Topluma düşen görevi ne olacağının tasarımını yaptıktan sonra söyleyebiliriz. Toplumlar devletine, hükümetine, medyasına bakar. "Birileri bize bir şey söylesin biz de ona göre davranalım" diye bakar. Bir tasarım yoksa ya da var olan tasarım yürümemişse yeni bir tasarım yapıp o tasarımla beraber halktan da biz sizden şunları istiyoruz denir. Çünkü vatandaş olmak bir hak ise görevler de vardır. Vatandaş olmayı gerektiren mecburi görevler var. Bugüne kadar sakin olup problem çıkarmamamız söylendi bizlere. Zaten otuz yıldır sineye çekiyor herkes. Bundan sonra aynı şekilde yürümez.
Yaşamak da katlanmak da çok zor. Fiziksel ve ruhsal açıdan çok yıpratıcıdır. İki evliliğimde de başarılı olamadım. İki eşimi de üzdüm.
Evet, maalesef. Ailemin güvenliğini sağlamak için de kimseye hiçbir şey söylemiyordum.
Evet. Çocuklarımı göremedim bile. Hanımım bir akşam yanıma geldi. Ben de o sıra yurtdışına kaçmak üzereydim. Oturduk yemek yiyecektik. Bana “sana bir şey söyleyeceğim” dedi. Ben de "biliyorum hamilesin bir kızın olacak, adını Emine koy ama ben bu gece Bulgaristan'a gideceğim" dedim. İki aylık hamileydi, çocuk doğdu, kız oldu, adını Emine koydu.
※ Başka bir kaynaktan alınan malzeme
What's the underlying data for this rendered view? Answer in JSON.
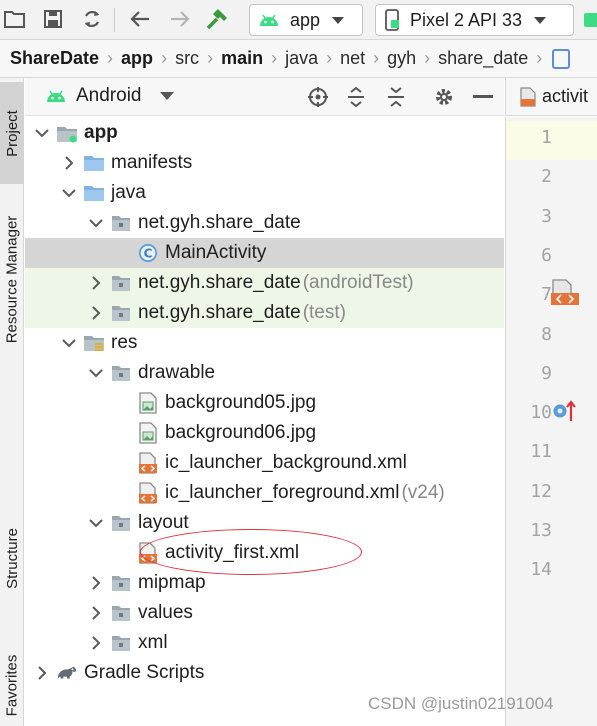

Doğduktan dokuz ay sonra Paris'te ilk defa kızımı gördüm.
Bu senin seçimin değil, bir yola girmişsin.
Sorumluluk duyuyordum. Sana zaten verilmiş bu özellik. Bu yüzden sen kendine ihanet halinde olmazsın.
Geldim. Çekoslavakya'daydım. Orada kendimden kaçarken kendimi yakaladım ve "Sen bununla doğdun başka çıkar yolun yok" dedim.
Daha da fenası, bunun bir değeri de yok bugün için. Belki otuz sene sonra değeri olacak ama bugün yok.